RepublicQA's semantic complexity metrics comprehensively surpass existing benchmarks (FKGL = 11.94, college level; contrary construction rate 0.70, far exceeding the 0–0.30 range of other benchmarks).
Logic-LM performs close to the naive baseline on RepublicQA, demonstrating that purely symbolic augmentation fails under semantic ambiguity.
The semiotic square contributes most to performance (removal causes an average drop of approximately 8.8 points), validating the central value of multi-perspective reasoning.
LogicAgent consistently improves performance on both simple benchmarks (ProntoQA) and complex benchmarks (ProverQA), demonstrating strong generalization.

Highlights & Insights¶

Interdisciplinary integration of linguistic theory and AI reasoning: Migrating the Greimas Semiotic Square from structuralist semantics to computational logical reasoning yields both theoretical depth and practical effectiveness.
First systematic treatment of semantic complexity: The paper defines multi-dimensional semantic complexity metrics and constructs a dedicated benchmark, filling an important gap in the field.
Progressive design of the three-tier reflection mechanism: The escalation from direct resolution to quick reflection to deep reflection precisely targets distinct patterns of inconsistency.
Rigor of the Existential Import Check (EIC): Ensures logical correctness of contrary relations within the FOL framework, preventing logical loopholes in empty domains.

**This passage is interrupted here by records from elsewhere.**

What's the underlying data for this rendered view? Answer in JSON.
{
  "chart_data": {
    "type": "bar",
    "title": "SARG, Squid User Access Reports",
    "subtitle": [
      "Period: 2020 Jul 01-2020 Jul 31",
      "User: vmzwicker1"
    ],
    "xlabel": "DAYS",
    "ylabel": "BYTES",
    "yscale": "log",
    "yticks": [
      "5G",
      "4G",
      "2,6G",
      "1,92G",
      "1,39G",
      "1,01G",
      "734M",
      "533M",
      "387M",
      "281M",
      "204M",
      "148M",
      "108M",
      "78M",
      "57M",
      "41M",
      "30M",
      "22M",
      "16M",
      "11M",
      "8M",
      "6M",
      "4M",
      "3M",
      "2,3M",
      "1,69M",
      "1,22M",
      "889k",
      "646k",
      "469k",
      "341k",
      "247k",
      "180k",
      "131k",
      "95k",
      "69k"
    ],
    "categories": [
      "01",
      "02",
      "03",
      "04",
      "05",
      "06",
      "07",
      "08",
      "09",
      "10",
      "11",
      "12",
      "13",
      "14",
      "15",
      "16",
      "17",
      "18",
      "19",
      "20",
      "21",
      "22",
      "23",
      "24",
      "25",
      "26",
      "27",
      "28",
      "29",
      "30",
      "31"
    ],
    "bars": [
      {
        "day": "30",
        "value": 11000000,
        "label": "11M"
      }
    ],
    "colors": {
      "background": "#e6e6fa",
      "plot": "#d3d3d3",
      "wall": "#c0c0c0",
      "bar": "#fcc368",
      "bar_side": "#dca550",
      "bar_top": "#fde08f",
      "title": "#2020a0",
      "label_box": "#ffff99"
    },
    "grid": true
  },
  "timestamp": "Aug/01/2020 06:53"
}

Limitations & Future Work¶

RepublicQA focuses on philosophical and ethical domains, with limited coverage of scientific and commonsense reasoning.
The framework relies on LLMs to correctly perform FOL translation and semiotic square construction; weaker models may produce low-quality intermediate outputs.
Deep reflection introduces additional inference overhead (requiring complete reasoning over \(S_2\) and \(\lnot S_2\)).
The three-valued logic setting (True/False/Uncertain) may lack flexibility; probabilistic reasoning could be explored in future work.
Future work may integrate the semiotic square with test-time compute strategies.

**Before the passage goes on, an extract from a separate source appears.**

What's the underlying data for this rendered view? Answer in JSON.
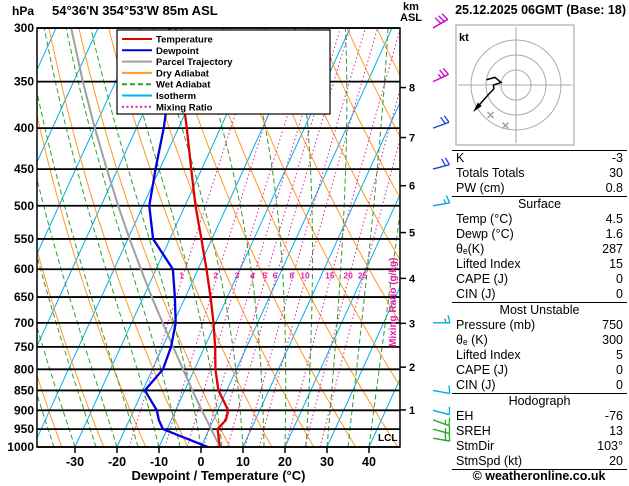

vs. SymbCoT: SymbCoT combines CoT with symbolic reasoning but lacks multi-perspective verification; LogicAgent achieves significant improvements through cross-validation via the semiotic square.
vs. Logic-LM: Logic-LM directly invokes FOL solvers and is constrained under semantic ambiguity; LogicAgent addresses ambiguity upstream through semantic structuring.
vs. Aristotle: Aristotle combines aggregation and symbolic reasoning but lacks a systematic reflection mechanism; LogicAgent's three-tier reflection is more effective at detecting contradictions.

Rating¶

Novelty: ⭐⭐⭐⭐⭐ — Application of the Greimas Semiotic Square to AI reasoning is highly original; the RepublicQA benchmark is also a distinctive contribution.
Experimental Thoroughness: ⭐⭐⭐⭐ — Five benchmarks, multiple baselines, and ablation analysis are included, though model coverage (only two LLMs) is somewhat limited.
Writing Quality: ⭐⭐⭐⭐ — Theoretical derivations are rigorous and definitions and theorems are clearly stated, though the dense notation raises the reading barrier.
Value: ⭐⭐⭐⭐ — Introduces the semantic complexity dimension to logical reasoning; both the framework and the benchmark constitute independent contributions.